Quando la sera rientrava dal lavoro, si sedeva accanto a me e mi chiedeva della scuola. Controllava i miei compiti e mi incoraggiava sempre.

Trovava, poi, sempre il tempo sia per venire a vedere i miei allenamenti di pallavolo che per portarmi in giro per negozi. Mi divertivo a vedere come aggrottava la fronte quando provavo un vestito o una gonna che lui definiva sempre “Troppo corte!”

Flavia, rispetto alla frase che spesso gli viene attribuita “Chi fa il proprio dovere non deve temere nulla”, in considerazione di ciò che è accaduto…come Ti poni? Quale il tuo sentire?

“Se ti comporti con onestà e coraggio, non devi avere paura di nulla”…ricordo che me lo disse quando gli chiesi se gli avrebbero dato la scorta. Non so perchè ma…ero preoccupata, in quel periodo, e percepivo una sorta di pericolo.

In questo Paese, chi fa il proprio dovere è spesso a rischio, sotto tanti punti di vista. Questo, però, non deve distoglierci dal comportarci con onestà e coraggio. Anzi, deve darci la spinta e la voglia di impegnarci ancora di più. Anche per sostenere chi è più svantaggiato di noi.

Quanto ha inciso essere figlia di Serafino Famà, nella volontà di seguirne l’amore per gli studi giuridici e l’impegno civile? Un modo per perpetuare una tradizione familiare o di perfezionare un cammino intrapreso da Lui?

Beh…considera che mio padre non voleva, assolutamente, che studiassi Giurisprudenza ma, certamente…è vero: essere sua figlia ha inciso sotto molteplici aspetti.

Ho scelto di andarmene da Catania e di studiare fuori anche per questo: sembrerà strano o folle, ma volevo essere un numero di matricola qualsiasi ed essere valutata come Flavia, non come figlia di Serafino.

Credo di aver davvero capito e, provato, quella passione che contraddistingueva mio padre quando studiai Procedura penale per l’abilitazione alla professione. Poi, ognuno…però…ha il proprio cammino da percorrere ed io sto cercando di costruire il mio.

Catania, rispetto, all’assassinio di Tuo padre in che termini si è pronunciata? Insomma, l’hai sentita vicina nel ricordo oppure pensi che l’abbia dimenticato ?

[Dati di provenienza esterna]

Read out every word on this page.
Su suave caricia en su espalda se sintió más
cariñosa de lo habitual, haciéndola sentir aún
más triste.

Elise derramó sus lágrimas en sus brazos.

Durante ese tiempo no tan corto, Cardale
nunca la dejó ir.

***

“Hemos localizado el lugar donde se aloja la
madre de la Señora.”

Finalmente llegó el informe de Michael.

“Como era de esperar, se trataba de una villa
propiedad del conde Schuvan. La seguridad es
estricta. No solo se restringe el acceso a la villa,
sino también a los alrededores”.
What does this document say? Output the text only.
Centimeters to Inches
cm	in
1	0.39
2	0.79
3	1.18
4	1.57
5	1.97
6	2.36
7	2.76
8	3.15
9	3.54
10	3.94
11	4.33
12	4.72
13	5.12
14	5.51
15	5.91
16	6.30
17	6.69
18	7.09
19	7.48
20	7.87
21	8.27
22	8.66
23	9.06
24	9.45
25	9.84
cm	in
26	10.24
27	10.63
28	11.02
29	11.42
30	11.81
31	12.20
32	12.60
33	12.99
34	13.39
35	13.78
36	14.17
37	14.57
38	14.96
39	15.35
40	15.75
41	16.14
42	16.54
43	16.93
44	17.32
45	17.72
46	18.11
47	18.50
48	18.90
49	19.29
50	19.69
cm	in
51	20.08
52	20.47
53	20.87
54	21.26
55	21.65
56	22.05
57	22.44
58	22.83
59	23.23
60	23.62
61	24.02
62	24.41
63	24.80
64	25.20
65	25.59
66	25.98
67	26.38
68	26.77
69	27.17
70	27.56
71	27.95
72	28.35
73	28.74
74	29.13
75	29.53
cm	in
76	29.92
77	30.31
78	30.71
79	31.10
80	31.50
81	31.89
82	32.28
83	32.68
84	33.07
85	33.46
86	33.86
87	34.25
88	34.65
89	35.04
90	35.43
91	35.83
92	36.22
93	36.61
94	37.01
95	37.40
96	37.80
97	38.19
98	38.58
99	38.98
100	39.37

Ci sono state fasi alterne.

Ricordo che, un mese dopo l’agguato…quando ancora si brancolava nel buio…il Comune pose una targa, in sua memoria, con su la scritta “Qui, barbaramente ucciso per mano mafiosa”. Una forte presa di posizione che ho, sempre, apprezzato.

Qualche tempo dopo, la targa venne rubata e c’è voluto un po’ prima che venisse ripristinata. E ciò avvenne solo perchè feci sapere che l’avrei fatto per conto mio, a spese mie.

Alcuni amici e colleghi di mio padre li ho sempre sentiti vicini. Dal primo istante. Altri mai!

Credo sia anche normale, comunque.

Ci sono stati, poi, anche episodi spiacevoli come quando andai al liceo, dove mio padre si era diplomato, per invitare Preside e studenti alla commemorazione che ci sarebbe stata da lì a qualche giorni e non percepì alcun interesse.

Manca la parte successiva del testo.